Menurutnya, hal ini disebabkan belum ada peraturan khusus bagi pembeli di pangkalan. Sehingga orang yang mampu pun bisa membeli gas elpiji bersubsidi. Inilah wajah kapitalisme, yang akan selalu memunculkan ketimpangan ekonomi diri kalangan masyarakat bahkan dalam pemenuhan kebutuhan gas saja, harus dibedakan bagi yg tidak mampu di berikan gas bersubsidi dan bagi yg mampu di dorong untuk membeli gas 12 kg.

Seharusnya dalam pemenuhan kebutuhan tidak ada pembedaan antara kaya dan miskin. Karena gas adalah merupakan kebutuhan dasar kolektif yang seharusnya setiap warga berhak mendapatkannya. Jika ada pembedaan seperti itu akan menyebabkan kecurangan-kecurangan dari orang yang mampu dengan mengaku dirinya miskin bahkan karena kapitalisme juga orang kaya bisa saja memanfaatkan gas melon tersebut untuk di jual dengan meraup keuntungan yang besar. Cukup berbekal kepada surat keterangan miskin maka si orang kaya tersebut akan mendapatkannya. Belum lagi pihak-pihak swasta (asing) yang menguasai gas, padahal kita negara terkaya akan gas, namun mengapa kita sulit dalam mendapatkan gas. Sehingga untuk menyelesaikan perkara kelangkaan gas ini, kita membutuhkan solusi tuntas. Jika kapitalisme membuka peluang2 kecurangan, sudah seharusnya kita berpindah kepada solusi yg hakiki, yaitu mencari jawaban dan langkah-langkah kepada sitem Islam.

Pandangan Islam

Dalam Islam, gas dikategorikan sebagai kebutuhan dasar manusia. Sebab, dengan gas keberlangsungan pemenuhan potensial manusia dapat terselenggara, misalnya untuk memasak. Politik ekonomi Islam telah menjamin terealisasinya pemenuhan semua kebutuhan primer (dasar) secara menyeluruh, serta meletakkan pemeliharaan dan penjamin terealisasinya kebutuhan primer tersebut ada di tangan Negara. Negaralah yang bertanggungjawab dan berkewajiban untuk melayani kepentingan masyarakat. Diriwayatkan dari Ibnu Umar ra. bahwa Nabi Saw bersabda : Imam (kepala negara) adalah pengurus rakyat. Dia bertanggungjawab atas urusan rakyatnya (HR al-Bukhari).

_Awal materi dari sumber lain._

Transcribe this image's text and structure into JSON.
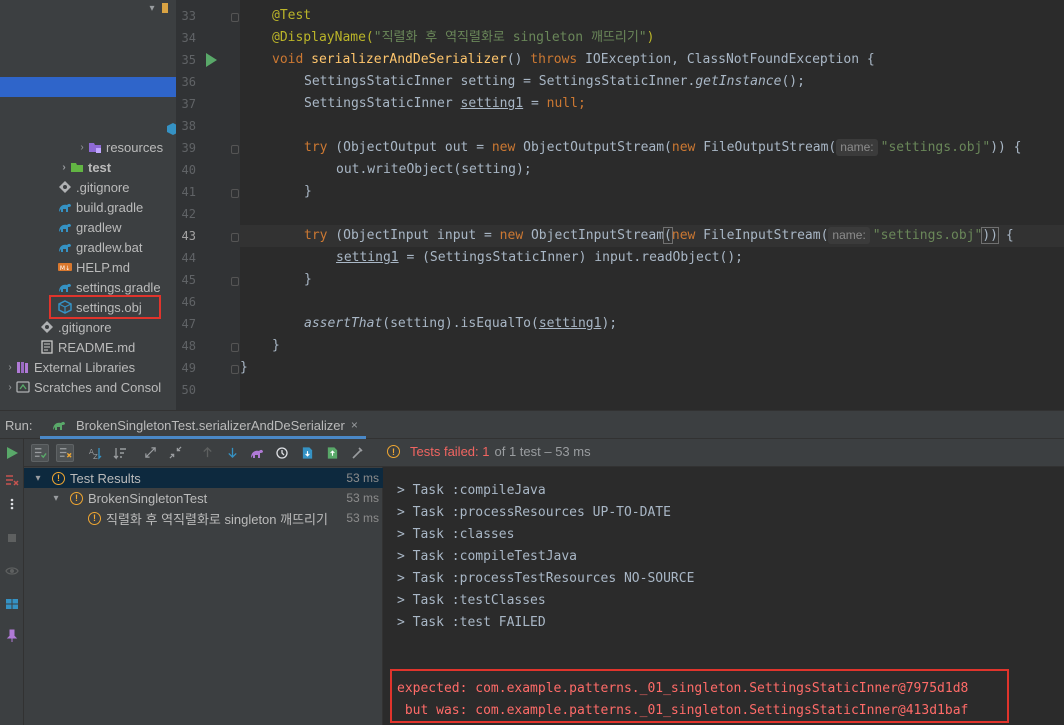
{
  "project_tree": {
    "items": [
      {
        "label": "resources",
        "icon": "folder-icon"
      },
      {
        "label": "test",
        "icon": "folder-icon"
      },
      {
        "label": ".gitignore",
        "icon": "gitignore-icon"
      },
      {
        "label": "build.gradle",
        "icon": "gradle-icon"
      },
      {
        "label": "gradlew",
        "icon": "gradle-icon"
      },
      {
        "label": "gradlew.bat",
        "icon": "gradle-icon"
      },
      {
        "label": "HELP.md",
        "icon": "markdown-icon"
      },
      {
        "label": "settings.gradle",
        "icon": "gradle-icon"
      },
      {
        "label": "settings.obj",
        "icon": "file-icon"
      },
      {
        "label": ".gitignore",
        "icon": "gitignore-icon"
      },
      {
        "label": "README.md",
        "icon": "markdown-icon"
      },
      {
        "label": "External Libraries",
        "icon": "library-icon"
      },
      {
        "label": "Scratches and Consol",
        "icon": "scratches-icon"
      }
    ]
  },
  "editor": {
    "line_numbers": [
      "33",
      "34",
      "35",
      "36",
      "37",
      "38",
      "39",
      "40",
      "41",
      "42",
      "43",
      "44",
      "45",
      "46",
      "47",
      "48",
      "49",
      "50"
    ],
    "current_line": "43",
    "code": {
      "l33_ann": "@Test",
      "l34_ann": "@DisplayName(",
      "l34_str": "\"직렬화 후 역직렬화로 singleton 깨뜨리기\"",
      "l34_end": ")",
      "l35_kw1": "void",
      "l35_fn": "serializerAndDeSerializer",
      "l35_mid": "() ",
      "l35_kw2": "throws",
      "l35_rest": " IOException, ClassNotFoundException {",
      "l36_a": "SettingsStaticInner setting = SettingsStaticInner.",
      "l36_b": "getInstance",
      "l36_c": "();",
      "l37_a": "SettingsStaticInner ",
      "l37_b": "setting1",
      "l37_c": " = ",
      "l37_d": "null",
      "l37_e": ";",
      "l39_try": "try",
      "l39_a": " (ObjectOutput out = ",
      "l39_new1": "new",
      "l39_b": " ObjectOutputStream(",
      "l39_new2": "new",
      "l39_c": " FileOutputStream(",
      "l39_hint": "name:",
      "l39_str": "\"settings.obj\"",
      "l39_d": ")) {",
      "l40": "out.writeObject(setting);",
      "l41": "}",
      "l43_try": "try",
      "l43_a": " (ObjectInput input = ",
      "l43_new1": "new",
      "l43_b": " ObjectInputStream",
      "l43_paren": "(",
      "l43_new2": "new",
      "l43_c": " FileInputStream(",
      "l43_hint": "name:",
      "l43_str": "\"settings.obj\"",
      "l43_d": "))",
      "l43_e": " {",
      "l44_a": "setting1",
      "l44_b": " = (SettingsStaticInner) input.readObject();",
      "l45": "}",
      "l47_a": "assertThat",
      "l47_b": "(setting).isEqualTo(",
      "l47_c": "setting1",
      "l47_d": ");",
      "l48": "}",
      "l49": "}"
    }
  },
  "run_panel": {
    "label": "Run:",
    "tab_title": "BrokenSingletonTest.serializerAndDeSerializer",
    "tab_close": "×",
    "status_failed": "Tests failed: 1",
    "status_rest": "of 1 test – 53 ms",
    "results": [
      {
        "label": "Test Results",
        "time": "53 ms"
      },
      {
        "label": "BrokenSingletonTest",
        "time": "53 ms"
      },
      {
        "label": "직렬화 후 역직렬화로 singleton 깨뜨리기",
        "time": "53 ms"
      }
    ],
    "console": [
      "> Task :compileJava",
      "> Task :processResources UP-TO-DATE",
      "> Task :classes",
      "> Task :compileTestJava",
      "> Task :processTestResources NO-SOURCE",
      "> Task :testClasses",
      "> Task :test FAILED"
    ],
    "error_expected": "expected: com.example.patterns._01_singleton.SettingsStaticInner@7975d1d8",
    "error_actual": " but was: com.example.patterns._01_singleton.SettingsStaticInner@413d1baf"
  },
  "colors": {
    "accent": "#2f65ca",
    "error": "#ff6b68",
    "highlight_box": "#e0342c",
    "run_green": "#59a869",
    "warning": "#f0a732"
  }
}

Agar negara bisa melaksanakan hal-hal yang diwajibkan oleh syariah, maka syariah telah memberikan kekuasaan kepada negara untuk mengelola apa yang menjadi kepemilikan umum dalam rangka mewujudkan kemajuan taraf perekonomian umat contohnya gas, sebagaimana beliau Saw katakan : "Manusia berserikat (memiliki hak yang sama) dalam tiga hal : air, padang rumput dan api." (HR Abu Dawud)
Oleh karena itu, pertama, gas yang dalam hadits diatas dimaknai sebagai api, tidak boleh diberikan kepada individu tertentu, apalagi kepada asing, karena ia adalah milik umum. Negara lah yang wajib mengelolanya dan hasilnya diberikan kepada rakyat yang membutuhkan. Dengan pembatasan kepemilikan ini, kelangkaan gas bisa diatasi karena tidak akan terjadi dominasi satu pihak terhadap kepemilikan gas.

Kedua, soal distribusi ke tengah-tengah masyarakat, Islam memiliki seperangkat aturan yang meniscayakan meratanya pemenuhan kebutuhan gas kepada seluruh rakyat. Islam melarang manusia untuk melakukan penimbunan terhadap harta. Sehingga sesungguhnya tidak perlu ada pembedaan antara orang kaya dan orang miskin dalam pendistribusian gas, mengingat pasokan gas yang dimiliki negeri kita sangat memadai. Jika pengelolaannya benar, insya Allah seluruh rakyat, siapa saja, akan terpenuhi haknya terhadap gas.
Terakhir, Negara harus menjalankan sanksi tegas bagi siapapun yang melanggar ketentuan syariah dalam hal pendistribusian harta seperti penimbunan tadi. Jika sistem Islam berjalan, Insya Allah kita tidak akan pernah mengalami kelangkaan gas seperti saat ini.

Kesimpulannya adanya sumber daya alam yang melimpah, ditambah pemerintah yang amanah, dan sistem Islam sebagai aturannya, insya Allah negeri ini akan makmur, sejahtera dan berkah. Baldatun toyyibatun wa Rabbun Ghafur.